Même constat d’abondance, teinté d’inquiétudes, sur le Bas-Rhône. Quand la quarantaine d’hameçons de la palangre longue de quelque 400 mètres de Dominique Anghelou, petit pêcheur côtier de Méditerranée et de poissons migrateurs dans l’estuaire du Rhône jusqu’à une vingtaine de kilomètres en amont de l’embouchure, traîne dans les eaux douces, par mégarde, à la faveur de changements de débits intempestifs du fleuve, les silures, « des gros », s’y accrochent immanquablement en nombre. « Jusqu’en 2008, j’en pêchais, de temps à autre, un petit de 2 à 3 kilos » commence Dominique Anghelou, pêcheur depuis une douzaine d’années. La fermeture, sur ce secteur du Rhône, de la pêche à l’anguille en 2009, à la suite de la mise en évidence de PCB, a, pour lui, laissé le champ libre à la prolifération des silures. « Les silures sont friands d’anguilles notamment, et la présence, à l’époque, de nombreux pêcheurs professionnels permettaient de réguler, un tant soit peu, les populations de silures qui se prenaient dans les capéchades (verveux).
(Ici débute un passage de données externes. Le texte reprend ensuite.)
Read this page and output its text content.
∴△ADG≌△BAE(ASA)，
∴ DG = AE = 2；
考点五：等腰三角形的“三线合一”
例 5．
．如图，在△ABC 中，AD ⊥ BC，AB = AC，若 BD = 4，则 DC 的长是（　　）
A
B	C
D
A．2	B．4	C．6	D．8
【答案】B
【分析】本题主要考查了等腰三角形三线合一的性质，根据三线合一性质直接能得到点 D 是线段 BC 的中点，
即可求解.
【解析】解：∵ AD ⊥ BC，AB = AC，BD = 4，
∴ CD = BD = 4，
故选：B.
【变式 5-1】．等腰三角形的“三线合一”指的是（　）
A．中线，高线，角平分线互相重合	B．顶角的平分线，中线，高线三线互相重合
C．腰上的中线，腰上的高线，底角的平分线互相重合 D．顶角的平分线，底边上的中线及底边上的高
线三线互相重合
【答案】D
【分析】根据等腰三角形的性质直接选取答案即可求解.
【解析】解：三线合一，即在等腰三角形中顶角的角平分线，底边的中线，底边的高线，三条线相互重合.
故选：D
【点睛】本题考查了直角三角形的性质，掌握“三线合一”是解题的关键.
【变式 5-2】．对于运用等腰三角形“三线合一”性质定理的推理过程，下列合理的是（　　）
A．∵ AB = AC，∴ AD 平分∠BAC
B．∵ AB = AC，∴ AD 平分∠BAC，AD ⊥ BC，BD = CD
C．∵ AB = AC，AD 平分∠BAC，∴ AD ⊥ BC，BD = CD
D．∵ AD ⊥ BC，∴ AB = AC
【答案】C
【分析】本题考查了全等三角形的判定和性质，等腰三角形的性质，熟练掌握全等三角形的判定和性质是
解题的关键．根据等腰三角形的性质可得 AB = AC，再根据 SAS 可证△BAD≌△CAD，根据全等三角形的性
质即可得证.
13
Depuis une dizaine d’années, les silures de cette zone, eux aussi sous interdiction de commercialisation en raison des PCB, ne sont pas pêchés, ni commercialisés par les pêcheurs pros. Et sans son seul prédateur, l’homme, leurs populations explosent, et leurs besoins de nourriture en ont également été décuplés. Je retrouve des silures de grosses tailles sur mes hameçons avec dans la gueule un bar qui s’était précédemment pris sur l’hameçon. Je suis alors obligé de décrocher et de relâcher ces silures conformément à la réglementation. Les milieux du Bas-Rhône jusqu’à son estuaire sont naturellement et exceptionnellement riches, mais force est de constater que les prédations importantes des silures appauvrissent considérablement la chaîne alimentaire des poissons migrateurs. Depuis 2009, mes pêches, toutes espèces de poissons migrateurs confondues, ont considérablement diminué. Si bien que je compte arrêter cette pêche à la palangre pour la prochaine campagne » conclut dépité Dominique Anghelou.
1. Toute capture accidentelle de sturio est déclarée et le poisson est ensuite remis à l’eau.